Reading about sports

Full disclosure: I received a copy of this book from Penguin Random House of Canada in exchange for an honest review.

I almost never watch baseball.

And yet, I was intrigued by Stacey May Fowles’ collection of essays about her love for the game. Baseball Life Advice: Loving the Game That Saved Me isn’t a book “about” baseball; it’s a book about loving something that better helps to understand yourself.

baseball

Fowles has always loved baseball but in 2011, baseball came to mean something more to her. Having recently been diagnosed with PTSD, years after a sexual assault, she needed baseball in a way she hadn’t before. The baseball season became a way to organize her days, to help her do her therapy, to get back out into the world and find herself again.

Fowles later made the decision to leave the security (and stress) of her full-time magazine marketing job and write about the game she loves. These essays allow her to ruminate on certain aspects of the game and the relationship she has with it. She talks about bat-flipping, about the politics of booing, bandwagon fans, and injuries.
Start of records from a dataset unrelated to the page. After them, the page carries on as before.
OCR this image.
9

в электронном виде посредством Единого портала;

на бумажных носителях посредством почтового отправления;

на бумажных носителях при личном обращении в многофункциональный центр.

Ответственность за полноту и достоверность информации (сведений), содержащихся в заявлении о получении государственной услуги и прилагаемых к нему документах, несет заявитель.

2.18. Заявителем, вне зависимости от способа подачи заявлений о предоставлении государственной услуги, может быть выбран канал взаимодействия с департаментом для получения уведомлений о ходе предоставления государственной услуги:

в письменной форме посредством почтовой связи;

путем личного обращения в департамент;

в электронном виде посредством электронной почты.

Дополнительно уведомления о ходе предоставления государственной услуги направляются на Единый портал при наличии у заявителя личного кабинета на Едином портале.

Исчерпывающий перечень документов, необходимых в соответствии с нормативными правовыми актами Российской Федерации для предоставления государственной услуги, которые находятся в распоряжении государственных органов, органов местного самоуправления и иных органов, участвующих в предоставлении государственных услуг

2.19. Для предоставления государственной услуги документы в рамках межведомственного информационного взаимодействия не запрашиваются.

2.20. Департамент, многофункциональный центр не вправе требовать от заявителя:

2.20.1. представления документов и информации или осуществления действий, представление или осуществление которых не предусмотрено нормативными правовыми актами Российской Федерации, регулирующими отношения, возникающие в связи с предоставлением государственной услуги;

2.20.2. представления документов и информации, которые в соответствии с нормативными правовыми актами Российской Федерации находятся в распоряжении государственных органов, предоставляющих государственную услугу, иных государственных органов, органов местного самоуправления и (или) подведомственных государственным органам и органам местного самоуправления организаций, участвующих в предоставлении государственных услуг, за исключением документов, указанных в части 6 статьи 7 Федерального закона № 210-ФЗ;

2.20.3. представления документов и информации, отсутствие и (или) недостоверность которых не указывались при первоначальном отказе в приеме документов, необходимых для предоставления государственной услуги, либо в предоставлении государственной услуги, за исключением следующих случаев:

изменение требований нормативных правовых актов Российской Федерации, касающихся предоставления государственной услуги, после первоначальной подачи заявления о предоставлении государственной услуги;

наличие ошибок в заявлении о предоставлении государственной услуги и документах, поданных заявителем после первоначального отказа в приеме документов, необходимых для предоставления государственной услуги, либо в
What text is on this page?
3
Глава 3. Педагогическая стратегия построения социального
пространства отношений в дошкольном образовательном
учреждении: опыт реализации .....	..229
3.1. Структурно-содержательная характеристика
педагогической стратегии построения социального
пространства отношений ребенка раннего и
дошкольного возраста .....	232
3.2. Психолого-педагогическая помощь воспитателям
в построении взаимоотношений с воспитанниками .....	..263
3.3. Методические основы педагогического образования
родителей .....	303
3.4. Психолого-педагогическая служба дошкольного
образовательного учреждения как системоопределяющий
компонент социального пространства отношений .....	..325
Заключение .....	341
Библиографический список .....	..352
I wasn’t sure that I was going to be able to relate to this collection that much – my knowledge and understanding of baseball can best be termed ‘basic’.

But then I read the essay titled “Watching Like a Girl”. And then I found myself nodding along. She talks about the stereotypes of female fans, the assumption that you are at a game because your partner likes the sport, the availability of pink, sparkly team gear, how you are quizzed on your sports knowledge to test if you are really a fan.

In talking about a piece that actively looked to spotlight the stereotypes of female fans, she writes:

…it reinforces the antagonistic attitude many male fans have about women being in “their” ballpark – as if a bunch of girls chatting about wedding plans instead of paying attention to the action is more off-putting than “real fans” yelling homophobic slurs and harassing people around them. It points to an ingrained belief that women don’t belong, which is exacerbated by an appalling gender imbalance in terms of who is “allowed” to talk publicly about “Dad’s game.”

Fowles is honest and open about some of the struggles she has been through and calls out her beloved sport for not being as inclusive as they should be. Baseball Life Advice is more about the emotional connection fans have to a game and I found the angle refreshing and so very interesting. It made me kind of wish that I had that kind of love for a game, that maybe I need to give baseball another chance.

4 thoughts on “Reading about sports

  1. Goodness, I can totally relate to what she says about girls watching baseball. It’s like the biggest surprise ever that I know the batting averages of all the players on my favorite team. (I strongly recommend Moneyball, if you are at all interested in the numbers involved in baseball.)

  2. I loved “Infidelity”, so have been curious about this book. I’m not a big baseball fan, either, but I’m thinking I would like this.